(Florenz) Seit 1982 besteht in Garfagnana in der Toskana eine Gemeinschaft von Eremiten. Ihre monastische Lebensform ist benediktinischer Prägung, ihre Spiritualität steht den Kamaldulensern nahe. Zweimal in der Woche zelebrieren die Eremiten die Heilige Messe im tridentinischen Ritus.
Die Gemeinschaft lebt in der marianischen Eremitage der Seligen Jungfrau von der Hilfe von Minucciano, von der sie auch den Namen übernommen haben. Sie sehen sich als Teil einer jahrhundertealten Tradition von Eremiten, die vor allem seit Ende des 16. Jahrhunderts in Garfagnana lebten. Den Höhepunkt erlebte das Eremitentum an diesem Ort im 18. und 19. Jahrhundert. Der derzeitige Älteste, so heißt der Obere der Gemeinschaft, kannte noch den letzten alleine dort lebenden Eremiten, Fra Marco, der am Ostermontag 1982 starb. Er übernahm dessen Mantel und führte die Tradition fort. Es ist die einzige von einst 16 Eremitagen in der Gegend, die noch bewohnt ist. Derzeit leben drei Brüder dort, von denen einer Priester ist. Die kleine Gemeinschaft befolgt die Regel des Hl. Benedikt im Geist der Kamaldulensereremiten von Monte Corona, einem Reformzweig des Kamaldulenserordens, der um 1500 entstand.

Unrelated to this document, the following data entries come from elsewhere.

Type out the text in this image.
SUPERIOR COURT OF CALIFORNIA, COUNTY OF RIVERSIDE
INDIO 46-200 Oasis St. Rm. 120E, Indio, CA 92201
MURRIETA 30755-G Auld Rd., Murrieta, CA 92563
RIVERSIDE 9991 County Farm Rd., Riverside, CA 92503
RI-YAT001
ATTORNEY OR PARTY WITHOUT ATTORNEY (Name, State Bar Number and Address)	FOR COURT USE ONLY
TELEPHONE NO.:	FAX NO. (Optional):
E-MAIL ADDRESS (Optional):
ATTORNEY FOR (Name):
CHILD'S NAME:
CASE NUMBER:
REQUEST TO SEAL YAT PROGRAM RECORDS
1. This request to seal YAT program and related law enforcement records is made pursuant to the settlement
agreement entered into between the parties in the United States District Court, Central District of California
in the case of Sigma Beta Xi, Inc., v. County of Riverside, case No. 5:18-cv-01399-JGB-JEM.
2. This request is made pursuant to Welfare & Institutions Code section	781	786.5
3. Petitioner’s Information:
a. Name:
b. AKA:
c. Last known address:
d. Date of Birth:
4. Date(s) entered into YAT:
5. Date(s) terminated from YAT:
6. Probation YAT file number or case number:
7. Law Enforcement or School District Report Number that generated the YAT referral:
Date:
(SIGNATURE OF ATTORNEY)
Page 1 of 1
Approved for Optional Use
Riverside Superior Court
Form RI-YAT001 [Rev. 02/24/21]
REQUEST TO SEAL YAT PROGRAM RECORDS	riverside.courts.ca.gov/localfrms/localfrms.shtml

1997 als Kamaldulensereremiten kanonisch anerkannt
1994 erfolgte die kanonische Anerkennung der Eremitengemeinschaft durch den Erzbischof von Lucca, Msgr. Bruno Tommasi als männliche Gemeinschaft von Nicht-Klerikern. 1997 erkannte die Kongregation der Kamaldulensereremiten die Eremitengemeinschaft von Garfagnana an. „Der Mönch wird so genannt, weil er Tag und Nacht mit Gott Zwiesprache hält und lediglich Seine Dinge betrachtet, aber nichts auf dieser Erde besitzt. Er hat keine andere Sorge als die Wiederkunft des Herrn zu erwarten“, so die Eremiten über sich selbst.
Das Gebet erfüllt weite Teile des Tages und der Nacht. Der Tag beginnt um 3.45 Uhr mit dem Heiligen Offizium. Die Gebetszeit durchdringt den Tag für sieben bis acht Stunden im Wechsel zwischen dem Gebet in der Gemeinschaft und alleine. Die Gemeinschaft pflegt das monastische Stundengebet und betet wöchentlich den gesamten Psalter. Im Mittelpunkt steht die tägliche Heilige Messe, die Einsamkeit, die Stille, die brüderliche Liebe in der Gemeinschaft sowie die intellektuelle und manuelle Arbeit.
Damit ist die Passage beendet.